Gay Smith is a studio potter single firing porcelain ware in a soda kiln near Penland, NC. She held artist-in-residencies at the Archie Bray Foundation in Helena, Montana and at Penland School in Penland, NC. Her teaching credits include workshops at Haystack Mountain School of Crafts, Penland School, the Harvard Ceramics Studio, and the Findhorn Foundation in Northern Scotland. Her work is represented internationally, and can be viewed in publications including Making Marks and Functional Pottery by Robin Hopper, and Working with Clay by Susan Peterson. Most recently, she was selected as a recipient of a North Carolina Arts Council Visual Artist Fellowship award for 2006-7.

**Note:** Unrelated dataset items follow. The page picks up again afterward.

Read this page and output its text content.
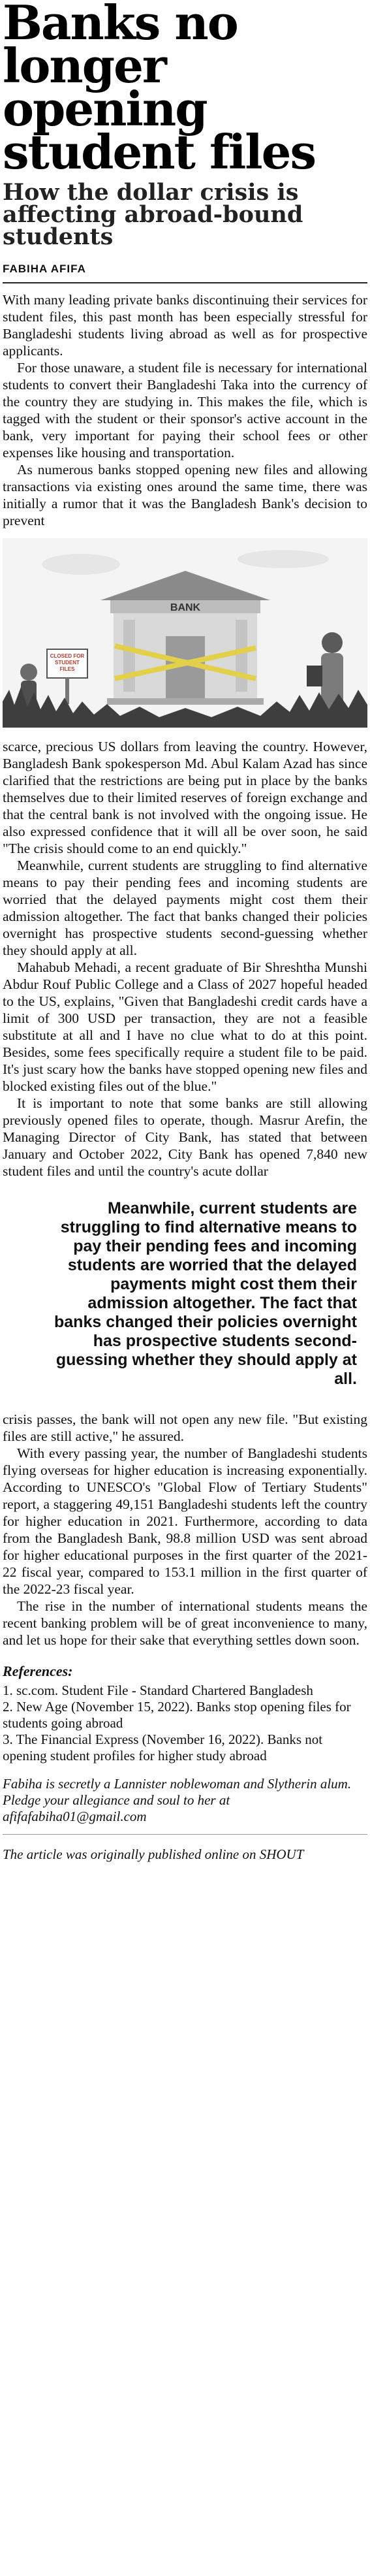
Banks no longer opening student files
How the dollar crisis is affecting abroad-bound students
FABIHA AFIFA

With many leading private banks discontinuing their services for student files, this past month has been especially stressful for Bangladeshi students living abroad as well as for prospective applicants.

For those unaware, a student file is necessary for international students to convert their Bangladeshi Taka into the currency of the country they are studying in. This makes the file, which is tagged with the student or their sponsor's active account in the bank, very important for paying their school fees or other expenses like housing and transportation.

As numerous banks stopped opening new files and allowing transactions via existing ones around the same time, there was initially a rumor that it was the Bangladesh Bank's decision to prevent

BANK
CLOSED FOR STUDENT FILES

scarce, precious US dollars from leaving the country. However, Bangladesh Bank spokesperson Md. Abul Kalam Azad has since clarified that the restrictions are being put in place by the banks themselves due to their limited reserves of foreign exchange and that the central bank is not involved with the ongoing issue. He also expressed confidence that it will all be over soon, he said "The crisis should come to an end quickly."

Meanwhile, current students are struggling to find alternative means to pay their pending fees and incoming students are worried that the delayed payments might cost them their admission altogether. The fact that banks changed their policies overnight has prospective students second-guessing whether they should apply at all.

Mahabub Mehadi, a recent graduate of Bir Shreshtha Munshi Abdur Rouf Public College and a Class of 2027 hopeful headed to the US, explains, "Given that Bangladeshi credit cards have a limit of 300 USD per transaction, they are not a feasible substitute at all and I have no clue what to do at this point. Besides, some fees specifically require a student file to be paid. It's just scary how the banks have stopped opening new files and blocked existing files out of the blue."

It is important to note that some banks are still allowing previously opened files to operate, though. Masrur Arefin, the Managing Director of City Bank, has stated that between January and October 2022, City Bank has opened 7,840 new student files and until the country's acute dollar

Meanwhile, current students are struggling to find alternative means to pay their pending fees and incoming students are worried that the delayed payments might cost them their admission altogether. The fact that banks changed their policies overnight has prospective students second-guessing whether they should apply at all.

crisis passes, the bank will not open any new file. "But existing files are still active," he assured.

With every passing year, the number of Bangladeshi students flying overseas for higher education is increasing exponentially. According to UNESCO's "Global Flow of Tertiary Students" report, a staggering 49,151 Bangladeshi students left the country for higher education in 2021. Furthermore, according to data from the Bangladesh Bank, 98.8 million USD was sent abroad for higher educational purposes in the first quarter of the 2021-22 fiscal year, compared to 153.1 million in the first quarter of the 2022-23 fiscal year.

The rise in the number of international students means the recent banking problem will be of great inconvenience to many, and let us hope for their sake that everything settles down soon.

References:
1. sc.com. Student File - Standard Chartered Bangladesh
2. New Age (November 15, 2022). Banks stop opening files for students going abroad
3. The Financial Express (November 16, 2022). Banks not opening student profiles for higher study abroad
Fabiha is secretly a Lannister noblewoman and Slytherin alum. Pledge your allegiance and soul to her at afifafabiha01@gmail.com
The article was originally published online on SHOUT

Working for nearly 30 years as a potter seems to develop qualities which I believe are of benefit: caring attention, commitment, honesty, courage, passion, hard work, love of beauty, and a willingness to get one’s hands dirty.
 
My work embodies a liveliness and spontaneity reflective of processes by which it is made: altering the form and surface of freshly thrown clay and firing in an atmospheric kiln where flame path decorates the surfaces.
 
 
The Soda Chicks & Chet
2008 Visiting Artist, Nick Joerling
 
 
 
I make pots as much from a drawing sensibility as a pottery one. Daydreaming with a pencil. Not drawing as rendering but simply doodling, then working hard to get that drawing to work as a functioning pot. Profile line is a strong attraction, a strong dictate, as are the smaller spaces within spaces. And of course that sense of animation. My pot reference is most often you and I, our bodies. It's where my cues come from: dance, people seated on a park bench, the cleavage that forms on the inside of a bent elbow. But I want to stay in the pot's world-- too literal and the pots seem deflated. In my studio what I hope for are pots that have qualities of sensuality, compassion, humor and risk.
 
2008 Visiting Artist, Lisa Bruns
 
Lisa received a BFA from Jacksonville University in 1982. She promptly accepted a job tending bar in Atlanta. After many years of bending over backwards to please customers her back went out. A few years of physical therapy and rehabilitation followed. Then it was time to reinvent herself. Lisa returned to a life-long love of working with her hands. For the past 12 years Lisa has been a studio artist working in figurative clay and jewelry in Folly Beach, South Carolina. She recently moved to Penland, North Carolina and is enjoying the change of view, savoring a new daily source of inspiration in the local flora, fauna and flavor of the mountain lifestyle.